There are two types of diabetes complications: acute and chronic complications. Acute complications happen when your blood sugars are too low or too high. When people with diabetes do not take their glucose-lowering drugs/insulin on time or at the right dose, when they overeat, and when they have other acute illnesses, their blood sugar can rise to dangerous levels and even lead to coma. A blood glucose level below 4 mmol/L indicates hypoglycaemia, which can lead to coma as well if not treated promptly.
When diabetes is not properly controlled, prolonged high blood sugar can lead to chronic complications which are mainly related to damage to the blood vessels and nervous system, resulting in organ necrosis, loss of function and, in severe cases, death. Prolonged hyperglycaemia is like the body being exposed to a high concentration of sugar, which makes havoc with blood vessels and organ function, resulting in:
1.Large vessel disease leading to heart problems such as angina pectoris, coronary artery disease, myocardial infarction and heart failure; Stroke due to embolism or rupture of a blood vessel in the brain, or intermittent claudication due to vascular lesions in the lower limbs.
2.Small vessel disease that can lead to eye problems such as retinal haemorrhage, retinal detachment, cataracts, glaucoma, macular oedema and, in severe cases, blindness. It can also affect the kidneys, leading to proteinuria and chronic kidney failure, and the male sexual organs, leading to sexual dysfunction.

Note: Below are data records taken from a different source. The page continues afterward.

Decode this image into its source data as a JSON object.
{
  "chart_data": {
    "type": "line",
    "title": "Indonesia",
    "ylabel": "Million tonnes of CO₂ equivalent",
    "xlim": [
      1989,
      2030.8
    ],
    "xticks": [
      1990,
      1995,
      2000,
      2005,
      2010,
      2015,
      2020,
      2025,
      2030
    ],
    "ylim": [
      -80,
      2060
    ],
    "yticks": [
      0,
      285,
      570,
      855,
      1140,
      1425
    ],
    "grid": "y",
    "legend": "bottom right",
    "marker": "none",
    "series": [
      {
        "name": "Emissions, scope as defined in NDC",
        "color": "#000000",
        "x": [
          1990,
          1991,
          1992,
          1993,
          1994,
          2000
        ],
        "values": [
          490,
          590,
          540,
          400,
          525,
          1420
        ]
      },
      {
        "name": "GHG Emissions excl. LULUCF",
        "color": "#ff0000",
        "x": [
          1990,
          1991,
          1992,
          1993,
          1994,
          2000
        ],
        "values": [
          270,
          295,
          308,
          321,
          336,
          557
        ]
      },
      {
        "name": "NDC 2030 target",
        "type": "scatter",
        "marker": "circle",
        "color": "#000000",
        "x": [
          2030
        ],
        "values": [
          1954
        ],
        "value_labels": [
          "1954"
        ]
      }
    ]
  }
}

3. Neuropathy, which can affect everything from sensory nerves to completely new motor nerves. Examples include painful numbness in joints, poor perception of temperature and pain, or muscle weakness and poor balance.
4. Foot lesions, due to high levels of blood sugar, can lead to the growth of foot bacteria and increase the risk of infection. It can cause foot deformities, abnormalities in the skin of the foot, bacterial infections caused by foot injuries, etc. It can also cause wounds that do not heal. If there is a serious bacterial infection, resulting in ulceration and necrosis, there is a greater risk of amputation.
Prevention is better than cure. Patients with diabetes are required to have a good diet, take appropriate exercise, take their medication on time, strictly control their blood pressure and blood lipids, and have regular check-ups to detect and prevent complications at an early stage to seize the golden opportunity for treatment.